If you wanted to design and operate a nuclear reactor to produce an intentional massive failure you would do exactly what the Russians did.
I’m certainly not a nuclear engineer, but I have read descriptions that said the Russian reactor was literally running in a common cement building/ warehouse, with no containment or safety systems whatsoever.
The Russians didn’t design a civilian nuclear power reactor, they designed a testbed for experimentation. It also produced power, so that power was put out onto the grid.
Nobody in their right mind would design a reactor with a positive void coefficient that high unless they had a completely different purpose in mind for the facility. The RBMK-1000 should never be associated with civilian nuclear power generation, even though some civilian plants were built off that design. Chernobyl is not one of them.

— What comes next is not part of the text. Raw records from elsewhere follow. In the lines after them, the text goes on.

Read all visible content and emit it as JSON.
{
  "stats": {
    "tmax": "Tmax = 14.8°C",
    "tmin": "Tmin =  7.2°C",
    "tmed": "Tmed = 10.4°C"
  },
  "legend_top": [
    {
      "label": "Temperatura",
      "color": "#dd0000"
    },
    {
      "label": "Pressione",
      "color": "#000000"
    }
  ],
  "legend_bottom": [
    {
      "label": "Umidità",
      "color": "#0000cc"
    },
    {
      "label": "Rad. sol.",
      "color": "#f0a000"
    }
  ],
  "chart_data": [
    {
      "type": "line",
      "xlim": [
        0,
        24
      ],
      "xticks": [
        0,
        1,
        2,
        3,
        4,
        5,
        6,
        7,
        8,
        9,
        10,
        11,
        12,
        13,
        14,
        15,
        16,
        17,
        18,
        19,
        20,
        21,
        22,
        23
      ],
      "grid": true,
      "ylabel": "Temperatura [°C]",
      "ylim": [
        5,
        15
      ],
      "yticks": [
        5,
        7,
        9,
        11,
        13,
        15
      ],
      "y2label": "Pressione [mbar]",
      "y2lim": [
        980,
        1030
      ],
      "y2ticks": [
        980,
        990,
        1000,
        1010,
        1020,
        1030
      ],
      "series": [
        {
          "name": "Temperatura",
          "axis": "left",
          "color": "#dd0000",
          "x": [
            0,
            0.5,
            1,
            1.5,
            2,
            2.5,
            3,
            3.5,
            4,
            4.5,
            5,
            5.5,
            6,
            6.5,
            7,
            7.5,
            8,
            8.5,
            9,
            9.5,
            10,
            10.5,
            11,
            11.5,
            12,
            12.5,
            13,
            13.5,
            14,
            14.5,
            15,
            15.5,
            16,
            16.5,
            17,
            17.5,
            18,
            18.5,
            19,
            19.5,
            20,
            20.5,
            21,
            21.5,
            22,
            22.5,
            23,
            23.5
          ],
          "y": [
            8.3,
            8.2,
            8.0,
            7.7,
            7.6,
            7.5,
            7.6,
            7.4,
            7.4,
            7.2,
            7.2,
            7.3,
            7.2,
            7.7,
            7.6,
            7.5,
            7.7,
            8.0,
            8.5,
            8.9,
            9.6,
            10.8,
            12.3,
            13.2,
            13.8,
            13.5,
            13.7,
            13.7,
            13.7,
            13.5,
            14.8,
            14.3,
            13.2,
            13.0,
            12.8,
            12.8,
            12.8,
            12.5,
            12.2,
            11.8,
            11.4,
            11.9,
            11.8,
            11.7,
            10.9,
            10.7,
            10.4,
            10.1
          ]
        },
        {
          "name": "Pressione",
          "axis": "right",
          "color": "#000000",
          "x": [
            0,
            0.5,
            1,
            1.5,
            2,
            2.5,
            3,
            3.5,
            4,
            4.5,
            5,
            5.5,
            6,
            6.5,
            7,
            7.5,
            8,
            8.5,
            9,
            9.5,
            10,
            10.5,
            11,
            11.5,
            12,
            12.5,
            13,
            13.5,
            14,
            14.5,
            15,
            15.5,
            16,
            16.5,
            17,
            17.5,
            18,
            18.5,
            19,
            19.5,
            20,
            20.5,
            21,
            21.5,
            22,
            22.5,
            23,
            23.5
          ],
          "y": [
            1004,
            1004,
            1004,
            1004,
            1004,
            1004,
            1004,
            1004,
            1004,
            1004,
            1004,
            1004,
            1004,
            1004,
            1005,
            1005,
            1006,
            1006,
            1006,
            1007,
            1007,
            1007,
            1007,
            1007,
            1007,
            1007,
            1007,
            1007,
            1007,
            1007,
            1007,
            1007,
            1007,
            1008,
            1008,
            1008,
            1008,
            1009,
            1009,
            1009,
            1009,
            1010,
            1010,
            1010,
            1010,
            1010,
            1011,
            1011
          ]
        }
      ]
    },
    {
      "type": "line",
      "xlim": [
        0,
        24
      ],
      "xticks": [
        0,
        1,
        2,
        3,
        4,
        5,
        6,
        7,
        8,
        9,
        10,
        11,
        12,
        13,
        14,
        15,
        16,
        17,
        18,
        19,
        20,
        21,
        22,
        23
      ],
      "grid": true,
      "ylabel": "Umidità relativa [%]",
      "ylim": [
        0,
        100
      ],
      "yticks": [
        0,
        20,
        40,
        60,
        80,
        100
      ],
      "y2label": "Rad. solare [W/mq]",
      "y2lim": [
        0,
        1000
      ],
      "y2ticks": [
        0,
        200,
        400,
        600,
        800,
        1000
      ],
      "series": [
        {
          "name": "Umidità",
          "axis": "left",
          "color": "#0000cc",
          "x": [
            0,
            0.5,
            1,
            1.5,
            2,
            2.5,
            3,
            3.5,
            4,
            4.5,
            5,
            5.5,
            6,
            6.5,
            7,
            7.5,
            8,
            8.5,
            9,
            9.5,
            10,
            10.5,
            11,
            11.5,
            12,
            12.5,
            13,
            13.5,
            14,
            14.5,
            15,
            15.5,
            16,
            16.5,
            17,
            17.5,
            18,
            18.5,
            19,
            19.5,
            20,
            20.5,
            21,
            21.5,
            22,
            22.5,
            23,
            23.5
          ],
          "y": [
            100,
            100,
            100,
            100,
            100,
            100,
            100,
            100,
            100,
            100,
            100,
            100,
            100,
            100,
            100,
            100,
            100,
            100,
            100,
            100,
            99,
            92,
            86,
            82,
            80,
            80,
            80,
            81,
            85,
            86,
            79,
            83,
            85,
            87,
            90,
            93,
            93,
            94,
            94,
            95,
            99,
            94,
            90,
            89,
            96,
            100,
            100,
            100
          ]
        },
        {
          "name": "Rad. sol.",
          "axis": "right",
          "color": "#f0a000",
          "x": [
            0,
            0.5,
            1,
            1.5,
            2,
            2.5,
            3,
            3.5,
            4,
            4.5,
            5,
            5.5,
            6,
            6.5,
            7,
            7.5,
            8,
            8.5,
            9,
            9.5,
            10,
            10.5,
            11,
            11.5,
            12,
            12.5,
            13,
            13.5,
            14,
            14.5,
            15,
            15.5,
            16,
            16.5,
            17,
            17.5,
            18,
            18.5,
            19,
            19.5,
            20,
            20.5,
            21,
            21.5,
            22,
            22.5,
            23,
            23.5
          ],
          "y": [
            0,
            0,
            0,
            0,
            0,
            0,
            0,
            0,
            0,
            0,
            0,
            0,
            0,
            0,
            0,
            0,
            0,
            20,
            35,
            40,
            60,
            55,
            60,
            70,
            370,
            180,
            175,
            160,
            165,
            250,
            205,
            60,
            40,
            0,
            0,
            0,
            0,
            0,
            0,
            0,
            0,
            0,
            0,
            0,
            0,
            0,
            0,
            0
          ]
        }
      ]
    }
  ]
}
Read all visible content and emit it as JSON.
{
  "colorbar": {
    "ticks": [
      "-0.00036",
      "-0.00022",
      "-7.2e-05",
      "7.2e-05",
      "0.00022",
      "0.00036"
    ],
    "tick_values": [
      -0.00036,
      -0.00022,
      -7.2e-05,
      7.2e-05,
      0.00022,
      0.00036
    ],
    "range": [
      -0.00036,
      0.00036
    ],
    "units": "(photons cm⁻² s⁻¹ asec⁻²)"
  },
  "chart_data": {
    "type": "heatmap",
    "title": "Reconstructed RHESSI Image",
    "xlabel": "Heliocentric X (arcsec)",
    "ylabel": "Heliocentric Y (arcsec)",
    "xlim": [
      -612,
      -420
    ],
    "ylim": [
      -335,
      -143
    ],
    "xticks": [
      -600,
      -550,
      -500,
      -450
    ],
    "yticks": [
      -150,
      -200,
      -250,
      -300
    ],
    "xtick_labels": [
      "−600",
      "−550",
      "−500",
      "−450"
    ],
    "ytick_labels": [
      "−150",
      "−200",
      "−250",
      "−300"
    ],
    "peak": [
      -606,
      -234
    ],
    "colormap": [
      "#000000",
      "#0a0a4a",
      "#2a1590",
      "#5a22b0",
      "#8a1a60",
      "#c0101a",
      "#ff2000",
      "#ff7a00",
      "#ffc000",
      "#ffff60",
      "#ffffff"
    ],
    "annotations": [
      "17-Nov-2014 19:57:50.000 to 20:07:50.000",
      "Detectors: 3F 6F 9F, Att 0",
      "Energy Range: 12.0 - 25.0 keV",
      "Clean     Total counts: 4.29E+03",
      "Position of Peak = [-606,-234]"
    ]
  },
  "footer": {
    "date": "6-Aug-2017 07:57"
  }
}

It was a military facility with side benefits for the nearby civilian population. Right until they blew it up.
And, if you wanted to discredit US nukes you’d do exactly what the nimrods did at TMIsland. The operating room was staffed by ex-Navy nukes, AKA cowboys. As former commanders of subs they are used to being treated as gods, do no wrong. So, when something went “bling” instead of doing exactly what the manufacturer said to do (Babcock&Wilcox) they went cowboy and re-routed water in ways sure to screw things up. And, it really did.
Nukes are grossly overdesigned. Extremely complicated instrumentality-wise, but real simple operationally: keep putting cooler water over the nuclear fuel until it cools down. If you do that, everything will be OK. It’s not even as complicated as “steer into the skid” is on a car.
US nukes are safe, so long as you RTFM!
I say this with 20+ years of design, construction, operation of the darned things.
Or build one in a known tsunami area like the Japanese.